Annealing conditions with Mg vapor-pressure control and hydrogen storage characteristic of la ₄MgNi ₁₉ hydrogen storage alloy

In La-Mg-Ni system hydrogen storage alloys, which have been attracting attention as a promising negative electrode material for Ni-MH secondary batteries, there are many phases with a variously layered stacking structure. When subjected to annealing at high temperature, the composition of these alloys becomes inhomogeneous due to the volatilization of Mg. It is therefore difficult to prepare a single phase by the normal annealing procedure. We carried out high-temperature annealing processing in which we controlled the Mg vapor pressure of La ₄MgNi ₁₉ alloy using a temperature-gradient furnace.

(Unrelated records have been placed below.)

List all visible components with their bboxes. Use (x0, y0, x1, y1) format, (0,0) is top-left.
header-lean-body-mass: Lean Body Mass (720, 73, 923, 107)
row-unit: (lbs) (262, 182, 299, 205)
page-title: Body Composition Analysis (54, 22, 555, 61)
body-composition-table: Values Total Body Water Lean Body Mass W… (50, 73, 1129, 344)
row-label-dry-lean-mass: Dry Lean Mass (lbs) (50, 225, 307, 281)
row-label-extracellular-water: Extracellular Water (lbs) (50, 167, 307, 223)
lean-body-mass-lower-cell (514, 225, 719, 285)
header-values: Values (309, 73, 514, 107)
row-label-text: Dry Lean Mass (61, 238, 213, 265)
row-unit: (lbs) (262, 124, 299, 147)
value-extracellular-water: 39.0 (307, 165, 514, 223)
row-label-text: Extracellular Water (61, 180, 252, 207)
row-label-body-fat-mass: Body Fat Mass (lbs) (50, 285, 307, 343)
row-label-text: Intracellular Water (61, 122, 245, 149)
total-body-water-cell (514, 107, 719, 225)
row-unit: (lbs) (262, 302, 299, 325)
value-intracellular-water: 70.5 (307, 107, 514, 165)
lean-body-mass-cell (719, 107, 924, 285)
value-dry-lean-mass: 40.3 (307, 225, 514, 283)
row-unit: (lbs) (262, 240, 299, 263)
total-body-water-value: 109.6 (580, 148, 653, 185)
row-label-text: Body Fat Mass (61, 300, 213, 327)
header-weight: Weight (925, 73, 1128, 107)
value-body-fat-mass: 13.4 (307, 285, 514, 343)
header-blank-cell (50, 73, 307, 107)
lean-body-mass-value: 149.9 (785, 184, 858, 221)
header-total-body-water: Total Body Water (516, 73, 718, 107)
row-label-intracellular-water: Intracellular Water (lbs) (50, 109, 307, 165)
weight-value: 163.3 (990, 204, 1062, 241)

By controlling the Mg vapor pressure under the sealing atmosphere, we successfully obtained homogeneous La ₄MgNi ₁₉. We prepared a P _Mg-T diagram of the phases formed for La ₄MgNi ₁₉ composition, and found the optimum annealing conditions for the La ₄MgNi ₁₉ phase. The optimum annealing conditions obtained were between T= 1123 K, P _Mg = 0.4 kPa and T = 1223 K, P _Mg = 2 kPa. However, we found the coexistence of 3R-type and 2H-type structures, which are polytypes of La ₄MgNi ₁₉. The lattice constants of the 3R type were a = 0.5031 nm, c = 4.826 nm, and those of the 2H type were a = 0.5032 nm, c = 3.216 nm. The hydrogen storage characteristics of the annealed alloy were obtained by measuring the PCT curves at 333 K. The PCT curves showed an almost flat plateau, P _H2 = 0.1 MPa, H/M= 1.1, 1.5 mass%H ₂, and good cycle characteristics. It was confirmed that the dehydrogenated alloy retained the same structure but an expansion of 1 to 2% was observed in the c-axis.